As Kathleen, Collette is (as usual) at her best. Sweet, a little bit scatty and more complex than the usual ‘dead wife’ trope we’re so used to, she inhabits the character with the kind of humanity that makes her passing feel genuinely tragic rather than a mere plot device. What was going on with Kathleen and why did this happen to her? We will never really know, a fact that The Staircase understands the true poignancy of.

Firth meanwhile—in a piece of casting so insane it must be seen to be believed—takes the central role of Michael, the strangely charismatic yet deeply unsettling family patriarch turned-murder accused. Firth—who is so damn British that it is hard to imagine an American accent ever passing through his lips—goes all in with a ferocity and energy that is frankly stunning for an actor usually cast as repressed upper-crusty types.

Supported by an incredible cast including Juliet Binoche and Michael Stuhlbarg, alongside the clever and creative casting of the family’s photogenic brood, a standout is the criminally underused Parker Posey, who delivers a pitch-perfect performance as County prosecutor Freda Black.

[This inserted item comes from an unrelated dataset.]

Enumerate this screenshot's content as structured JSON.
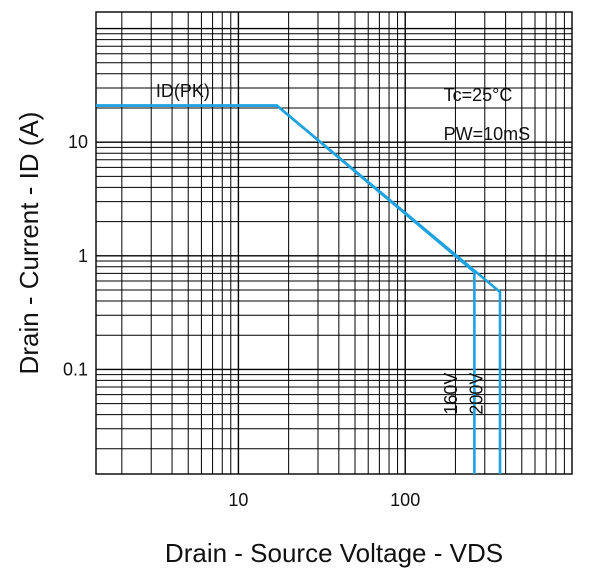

It’s been more than two decades now since Kathleen Petersen died, and 17 since those documentary filmmakers turned it into the now-infamous series. Released in 2005, in a pre-Serial world—ie. before the true-crime boom turned every tragic death into a podcast or streaming series—the original documentary now feels like an artifact of a time long ago, when audiences and filmmakers alike were still new to this kind of thing.

This documentary, and the genre it arguably helped create, is not merely the inspiration for The Staircase but an integral part of the story itself—adding a meta element that Campos and Cohn use to examine not just the tragedy, but why we want to see and pick apart tragedy—until the truth is even more inscrutable than before.

For those who saw the original documentary, The Staircase is not a mere rehashing of what we already know but something more thoughtful and fascinating—an examination of why we know these things, and what they really mean 20 years on from the alleged crime. For those who didn’t see it, it is by no means compulsory to understanding or enjoying the new series, which is in many ways a very different beast: an examination of the people who find unexpectedly themselves at the heart of a true-crime story, and the bizarrely inscrutable man who led them there.

Gripping, stylish and cinematically sleek with the kind of wry, black as night humour that also simmered just beneath the surface of the documentary, The Staircase is true crime as we (somehow) haven’t seen it before.